We define the ladder operators $L_\pm = L_x + iL_y$, and observe that, since $[L^2, L_\pm] = 0$ and $[L_z, L_\pm] = \pm\hbar L_\pm$, if $\psi$ is a simultaneous eigenstate of $L^2, L_z$ with corresponding eigenvalues $\lambda,\mu$, then $L_\pm\psi$ is also a simultaneous eigenstate of $L^2, L_z$ with corresponding eigenvalues $\lambda, \mu\pm\hbar$.

Thus if one simultaneous eigenstate $\psi$ is known, from it we can obtain a whole sequence of simultaneous eigenstates by repeated application of the ladder operators. We observe however that for any given eigenstate $\lambda > \mu^2$, so that this method of construction of new states must fail at some point. We conclude that there must exist a "top" state $\psi_+$ (or "bottom" state $\psi_-$) such that $L_\pm\psi_\pm$, the result of raising/lowering it, cannot be normalisable.


At this point, Griffiths starts an argument to relate the eigenvalues $\lambda$ and $\mu$ (the conclusion is that $\mu_\pm = \pm\hbar l$ for some positive integer or half-integer $l$, and $\lambda=\hbar^2 l(l+1)$). The first argument presented relies on the assumption that $L_\pm \psi_\pm = 0$, which as we remarked earlier is not necessary—$L_\pm\psi_\pm$ need only be non-normalisable.

QUESTION: How to obtain the result without this unjustified assumption $L_\pm\psi_\pm = 0$? i.e. either justify it or assume only non-normalisability.

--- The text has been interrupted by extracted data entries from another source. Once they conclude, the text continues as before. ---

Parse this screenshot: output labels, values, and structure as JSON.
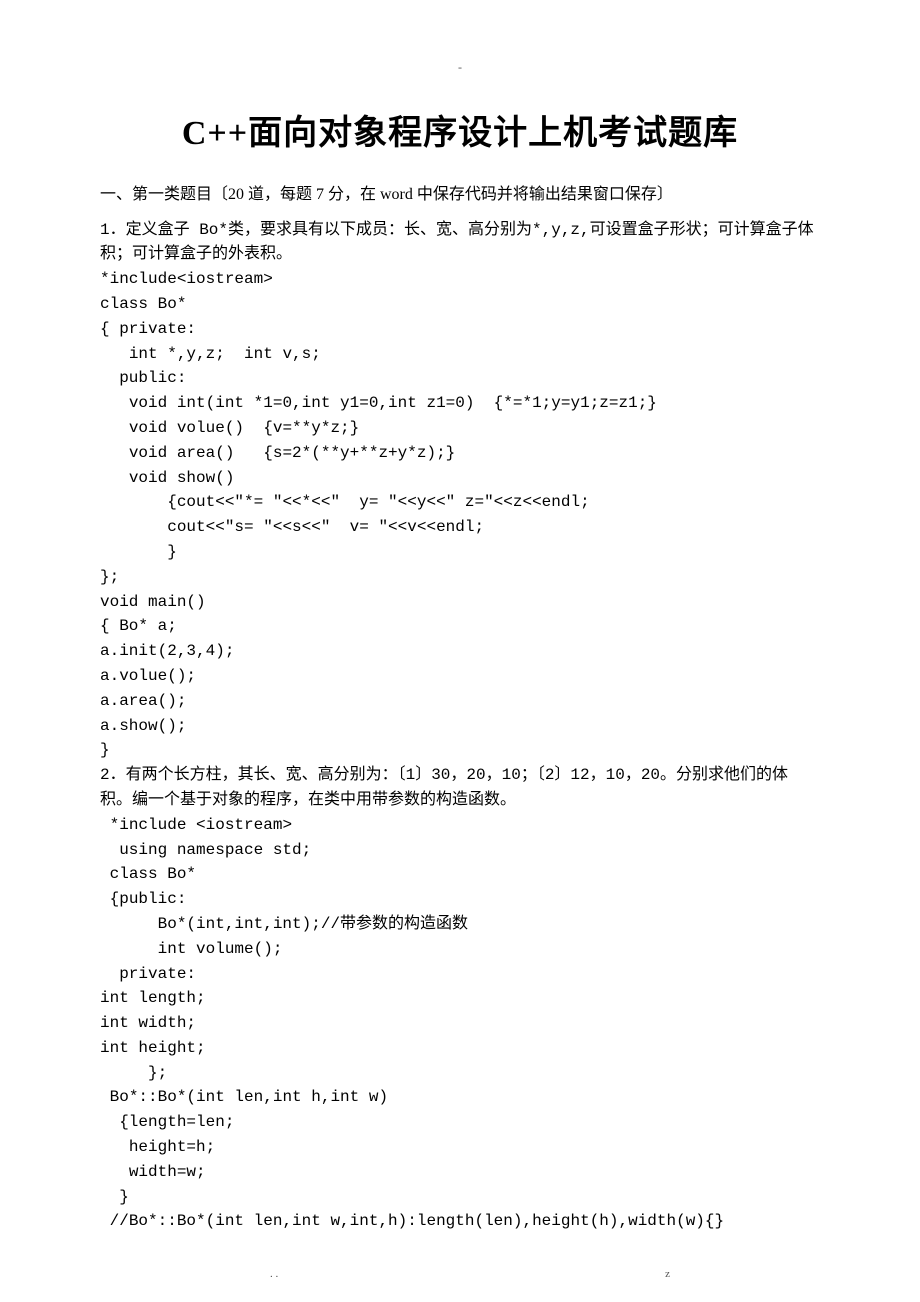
{
  "top_mark": "-",
  "title": "C++面向对象程序设计上机考试题库",
  "section_header": "一、第一类题目〔20 道，每题 7 分，在 word 中保存代码并将输出结果窗口保存〕",
  "q1_intro": "1．定义盒子 Bo*类，要求具有以下成员：长、宽、高分别为*,y,z,可设置盒子形状；可计算盒子体积；可计算盒子的外表积。",
  "q1_code": "*include<iostream>\nclass Bo*\n{ private:\n   int *,y,z;  int v,s;\n  public:\n   void int(int *1=0,int y1=0,int z1=0)  {*=*1;y=y1;z=z1;}\n   void volue()  {v=**y*z;}\n   void area()   {s=2*(**y+**z+y*z);}\n   void show()\n       {cout<<\"*= \"<<*<<\"  y= \"<<y<<\" z=\"<<z<<endl;\n       cout<<\"s= \"<<s<<\"  v= \"<<v<<endl;\n       }\n};\nvoid main()\n{ Bo* a;\na.init(2,3,4);\na.volue();\na.area();\na.show();\n}",
  "q2_intro": "2．有两个长方柱，其长、宽、高分别为：〔1〕30，20，10；〔2〕12，10，20。分别求他们的体积。编一个基于对象的程序，在类中用带参数的构造函数。",
  "q2_code": " *include <iostream>\n  using namespace std;\n class Bo*\n {public:\n      Bo*(int,int,int);//带参数的构造函数\n      int volume();\n  private:\nint length;\nint width;\nint height;\n     };\n Bo*::Bo*(int len,int h,int w)\n  {length=len;\n   height=h;\n   width=w;\n  }\n //Bo*::Bo*(int len,int w,int,h):length(len),height(h),width(w){}",
  "footer_left": ".   .",
  "footer_right": "z"
}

A footnote in the page mentions the fact that the assumption $L_\pm \psi_\pm = 0$ is not completely due, and refers the reader to Problem 4.18, which is said to explore this. Using

$$ L_\pm L_\mp = L^2 - L_z^2 \pm \hbar L_z \qquad\qquad L_\pm^\dagger = L_\mp $$

as suggested, I can obtain

$$ |L_\pm\psi|^2 = \<L_\pm\psi|L_\pm\psi\> = \lambda - \mu(\mu\pm\hbar) $$

but at this point Griffiths seems to assume $\lambda=\hbar^2 l(l+1)$ where $\mu_\pm=\pm\hbar l$ (which can then be used to conclude that $|L_\pm\psi_\pm|=0$ indeed), but that is cheating since these had been previously derived under the assumption we're trying to avoid.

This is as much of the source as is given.